![[Public Interpretations Database]](http://www.niap-ccevs.org/assets/images/precedent-db.jpg){kind=small}
PD-0150: FTA_SSL.1 and 2 SFRs in the Firewall, Traffic Filter Firewall, VPN, and IDS MR PPs
This decision represents a long-term technical decision based on an OD, and may not be the same as the final results of the source OD. With respect to published criteria documentation and scheme documents, it provides suggested guidance on evaluation direction, but is not authoritative. Authoritative decisions are provided through the published criteria documents and published scheme and international interpretations thereof. With respect to published PPs, PDs are authoritative corrections to the PP, based on input from the PP author (if available), that are in force until the publication of the next revision of that PP.
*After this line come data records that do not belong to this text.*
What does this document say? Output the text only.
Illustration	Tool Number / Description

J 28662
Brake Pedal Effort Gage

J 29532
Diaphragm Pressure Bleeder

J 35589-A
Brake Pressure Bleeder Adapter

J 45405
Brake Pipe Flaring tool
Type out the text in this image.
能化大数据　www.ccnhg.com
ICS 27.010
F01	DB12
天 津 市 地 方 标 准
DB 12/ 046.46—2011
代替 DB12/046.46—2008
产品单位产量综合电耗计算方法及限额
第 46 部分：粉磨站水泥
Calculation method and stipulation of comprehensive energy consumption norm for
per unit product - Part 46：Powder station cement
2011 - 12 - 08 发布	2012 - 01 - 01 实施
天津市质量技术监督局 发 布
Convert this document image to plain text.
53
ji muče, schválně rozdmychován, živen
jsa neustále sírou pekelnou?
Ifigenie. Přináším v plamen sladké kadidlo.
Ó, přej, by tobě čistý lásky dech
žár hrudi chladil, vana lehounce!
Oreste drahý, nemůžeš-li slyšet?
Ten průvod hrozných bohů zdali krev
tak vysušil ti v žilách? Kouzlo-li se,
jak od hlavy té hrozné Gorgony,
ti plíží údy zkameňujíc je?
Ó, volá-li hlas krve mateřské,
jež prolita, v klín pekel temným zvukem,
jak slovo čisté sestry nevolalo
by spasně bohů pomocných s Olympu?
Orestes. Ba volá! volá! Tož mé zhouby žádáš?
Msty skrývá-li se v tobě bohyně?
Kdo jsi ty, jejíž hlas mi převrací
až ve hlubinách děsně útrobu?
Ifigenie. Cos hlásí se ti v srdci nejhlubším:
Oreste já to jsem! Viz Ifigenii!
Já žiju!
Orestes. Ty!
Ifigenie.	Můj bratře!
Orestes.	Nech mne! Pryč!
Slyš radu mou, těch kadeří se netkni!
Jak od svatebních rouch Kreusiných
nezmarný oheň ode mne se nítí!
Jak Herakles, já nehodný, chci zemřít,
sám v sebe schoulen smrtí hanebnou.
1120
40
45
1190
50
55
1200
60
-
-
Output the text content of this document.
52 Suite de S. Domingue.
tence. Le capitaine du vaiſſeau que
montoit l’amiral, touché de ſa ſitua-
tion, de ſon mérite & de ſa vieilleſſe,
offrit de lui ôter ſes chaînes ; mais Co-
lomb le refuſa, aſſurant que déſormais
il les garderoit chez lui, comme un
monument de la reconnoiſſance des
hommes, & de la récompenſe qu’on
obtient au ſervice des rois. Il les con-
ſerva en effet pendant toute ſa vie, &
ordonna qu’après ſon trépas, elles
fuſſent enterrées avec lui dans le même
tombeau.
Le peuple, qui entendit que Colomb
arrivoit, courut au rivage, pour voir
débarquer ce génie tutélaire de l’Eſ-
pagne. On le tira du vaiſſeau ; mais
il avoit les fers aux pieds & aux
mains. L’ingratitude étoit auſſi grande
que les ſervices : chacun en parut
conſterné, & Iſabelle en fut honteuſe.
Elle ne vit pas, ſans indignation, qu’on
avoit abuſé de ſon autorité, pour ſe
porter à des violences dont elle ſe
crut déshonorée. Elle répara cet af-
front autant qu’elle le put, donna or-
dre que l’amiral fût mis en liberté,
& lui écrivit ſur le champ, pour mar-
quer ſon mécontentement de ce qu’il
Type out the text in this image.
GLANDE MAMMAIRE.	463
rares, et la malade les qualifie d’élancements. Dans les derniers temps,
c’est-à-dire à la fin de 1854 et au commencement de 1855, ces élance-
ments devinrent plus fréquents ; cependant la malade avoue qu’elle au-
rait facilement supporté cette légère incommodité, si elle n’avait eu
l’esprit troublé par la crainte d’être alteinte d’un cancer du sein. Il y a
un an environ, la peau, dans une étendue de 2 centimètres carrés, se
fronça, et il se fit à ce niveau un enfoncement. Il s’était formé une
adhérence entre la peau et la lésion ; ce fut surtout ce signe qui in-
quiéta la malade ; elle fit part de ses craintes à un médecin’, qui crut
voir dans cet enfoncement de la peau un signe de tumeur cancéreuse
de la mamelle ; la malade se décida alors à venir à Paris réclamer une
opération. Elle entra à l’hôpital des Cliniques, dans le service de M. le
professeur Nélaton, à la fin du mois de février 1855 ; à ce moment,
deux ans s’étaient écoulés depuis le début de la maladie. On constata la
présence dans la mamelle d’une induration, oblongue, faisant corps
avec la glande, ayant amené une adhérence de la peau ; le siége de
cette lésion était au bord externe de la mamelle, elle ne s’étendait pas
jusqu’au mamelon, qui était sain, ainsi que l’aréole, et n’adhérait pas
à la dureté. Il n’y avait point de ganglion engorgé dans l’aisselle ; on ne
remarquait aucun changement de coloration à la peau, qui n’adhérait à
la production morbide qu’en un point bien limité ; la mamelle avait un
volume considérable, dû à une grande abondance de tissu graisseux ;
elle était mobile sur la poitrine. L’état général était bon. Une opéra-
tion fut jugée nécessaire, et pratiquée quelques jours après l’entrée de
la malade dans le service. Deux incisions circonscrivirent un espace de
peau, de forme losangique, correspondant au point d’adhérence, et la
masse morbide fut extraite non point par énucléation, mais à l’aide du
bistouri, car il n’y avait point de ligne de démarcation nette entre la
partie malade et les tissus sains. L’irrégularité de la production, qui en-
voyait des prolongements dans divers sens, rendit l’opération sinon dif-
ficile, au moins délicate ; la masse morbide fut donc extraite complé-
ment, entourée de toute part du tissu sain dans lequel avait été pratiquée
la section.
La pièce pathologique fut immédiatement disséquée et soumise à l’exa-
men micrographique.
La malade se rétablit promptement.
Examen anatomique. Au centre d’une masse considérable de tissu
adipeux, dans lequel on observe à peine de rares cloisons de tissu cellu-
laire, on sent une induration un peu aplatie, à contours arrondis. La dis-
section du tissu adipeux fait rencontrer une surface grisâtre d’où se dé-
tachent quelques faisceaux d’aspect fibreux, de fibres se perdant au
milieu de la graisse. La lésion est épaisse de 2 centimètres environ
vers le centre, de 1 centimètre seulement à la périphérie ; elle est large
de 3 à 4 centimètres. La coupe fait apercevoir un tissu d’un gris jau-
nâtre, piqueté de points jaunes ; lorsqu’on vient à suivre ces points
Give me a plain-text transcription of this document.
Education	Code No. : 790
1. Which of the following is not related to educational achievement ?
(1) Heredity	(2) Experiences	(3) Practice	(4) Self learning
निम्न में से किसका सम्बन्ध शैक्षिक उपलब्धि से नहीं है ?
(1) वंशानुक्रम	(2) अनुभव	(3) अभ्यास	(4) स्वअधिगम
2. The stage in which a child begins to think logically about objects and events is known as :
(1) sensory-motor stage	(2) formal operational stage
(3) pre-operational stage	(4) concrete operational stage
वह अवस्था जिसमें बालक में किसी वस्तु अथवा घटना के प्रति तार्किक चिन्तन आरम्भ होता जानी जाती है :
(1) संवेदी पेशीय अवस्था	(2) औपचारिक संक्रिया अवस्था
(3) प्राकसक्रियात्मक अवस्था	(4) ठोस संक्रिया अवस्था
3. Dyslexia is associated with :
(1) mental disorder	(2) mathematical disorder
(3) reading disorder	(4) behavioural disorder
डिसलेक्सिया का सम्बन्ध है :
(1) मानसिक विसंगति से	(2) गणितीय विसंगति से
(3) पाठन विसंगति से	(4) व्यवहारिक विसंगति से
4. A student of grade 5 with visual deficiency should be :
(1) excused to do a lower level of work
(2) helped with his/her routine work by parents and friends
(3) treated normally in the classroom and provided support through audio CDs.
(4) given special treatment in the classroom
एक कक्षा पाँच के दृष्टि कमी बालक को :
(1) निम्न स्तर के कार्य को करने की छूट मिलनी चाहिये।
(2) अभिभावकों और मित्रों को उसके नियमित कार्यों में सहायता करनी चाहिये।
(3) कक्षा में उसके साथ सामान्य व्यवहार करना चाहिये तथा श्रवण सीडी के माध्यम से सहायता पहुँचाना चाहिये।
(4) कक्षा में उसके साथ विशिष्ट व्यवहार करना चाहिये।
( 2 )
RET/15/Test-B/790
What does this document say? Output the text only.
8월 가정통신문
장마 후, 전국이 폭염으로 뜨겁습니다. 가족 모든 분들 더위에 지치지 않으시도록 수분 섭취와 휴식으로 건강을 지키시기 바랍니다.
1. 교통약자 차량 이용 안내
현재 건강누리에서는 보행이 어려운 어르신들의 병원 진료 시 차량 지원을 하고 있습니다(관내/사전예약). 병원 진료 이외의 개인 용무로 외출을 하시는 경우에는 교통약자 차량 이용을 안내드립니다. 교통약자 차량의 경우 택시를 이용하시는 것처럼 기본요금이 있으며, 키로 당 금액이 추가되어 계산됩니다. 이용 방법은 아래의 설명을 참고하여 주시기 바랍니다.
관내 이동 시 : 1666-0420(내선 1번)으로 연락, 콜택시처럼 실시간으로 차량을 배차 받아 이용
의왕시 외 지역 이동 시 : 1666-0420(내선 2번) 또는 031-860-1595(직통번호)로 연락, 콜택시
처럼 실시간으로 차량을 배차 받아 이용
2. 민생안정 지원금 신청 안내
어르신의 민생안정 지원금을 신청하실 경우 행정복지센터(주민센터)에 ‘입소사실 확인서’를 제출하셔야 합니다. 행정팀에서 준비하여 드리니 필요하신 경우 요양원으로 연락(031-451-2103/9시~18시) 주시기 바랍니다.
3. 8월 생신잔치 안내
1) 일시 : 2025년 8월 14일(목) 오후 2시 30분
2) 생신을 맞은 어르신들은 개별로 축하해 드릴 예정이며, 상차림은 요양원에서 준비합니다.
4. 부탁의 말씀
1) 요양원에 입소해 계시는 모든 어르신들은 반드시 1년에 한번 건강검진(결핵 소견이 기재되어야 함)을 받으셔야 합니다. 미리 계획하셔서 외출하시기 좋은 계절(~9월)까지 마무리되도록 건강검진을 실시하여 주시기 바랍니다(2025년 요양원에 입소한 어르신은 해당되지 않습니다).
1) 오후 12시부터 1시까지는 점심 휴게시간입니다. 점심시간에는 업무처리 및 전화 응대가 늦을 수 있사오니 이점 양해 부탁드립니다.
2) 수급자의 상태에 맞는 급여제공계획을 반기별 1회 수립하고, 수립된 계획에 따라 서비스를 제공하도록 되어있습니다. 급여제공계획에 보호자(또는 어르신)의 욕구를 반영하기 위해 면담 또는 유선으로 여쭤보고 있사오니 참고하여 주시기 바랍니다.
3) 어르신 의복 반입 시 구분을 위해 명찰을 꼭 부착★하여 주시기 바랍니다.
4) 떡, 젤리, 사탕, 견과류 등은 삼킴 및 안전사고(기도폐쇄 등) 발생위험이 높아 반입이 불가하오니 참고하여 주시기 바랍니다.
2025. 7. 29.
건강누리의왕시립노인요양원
| Effective Date: | 2009-06-01 |
| Last Modified | 2009-06-01 |
Issue
In the Firewall, Traffic Filter Firewall, VPN, and IDS MR PPs, the FTA_SSL.1 and FTA_SSL.2 requirements call for a TSF-initiated and User-initiated session locking ability. The session locking shall provide display clearing/overwriting and disable all activity of the user's access/display other than unlocking the session once the user is reauthenticated.
TSF-initiated session locking and User-initiated locking
(This wording is taken from the Traffic Filter Firewall Medium Robustness PPs, although the wording in the others is the same)
FTA_SSL.1 TSF-initiated session locking
FTA_SSL.1.1 - Refinement: The TSF shall lock a local interactive session after [a Security Administrator-specified time period of inactivity] by:
clearing or overwriting display devices, making the current contents unreadable;
disabling any activity of the user's data access/display devices other than unlocking the session.
FTA_SSL.1.2 - Refinement: The TSF shall require the user to re-authenticate prior to unlocking the session.
FTA_SSL.2 User-initiated locking
FTA_SSL.2.1 - Refinement: The TSF shall allow user-initiated locking of the user's own local interactive session by:
clearing or overwriting display devices, making the current contents unreadable;
disabling any activity of the user's data access/display devices other than unlocking the session.
FTA_SSL.2.2 - Refinement: The TSF shall require the user to re-authenticate prior to unlocking the session.
Application Note: The interactive sessions in FTA_SSL.1 and FTA_SSL.2 are those of the local administrator. Non-administrators only have remote access to the TOE and the requirements for session locking levied on them are specified in FTA_SSL.3.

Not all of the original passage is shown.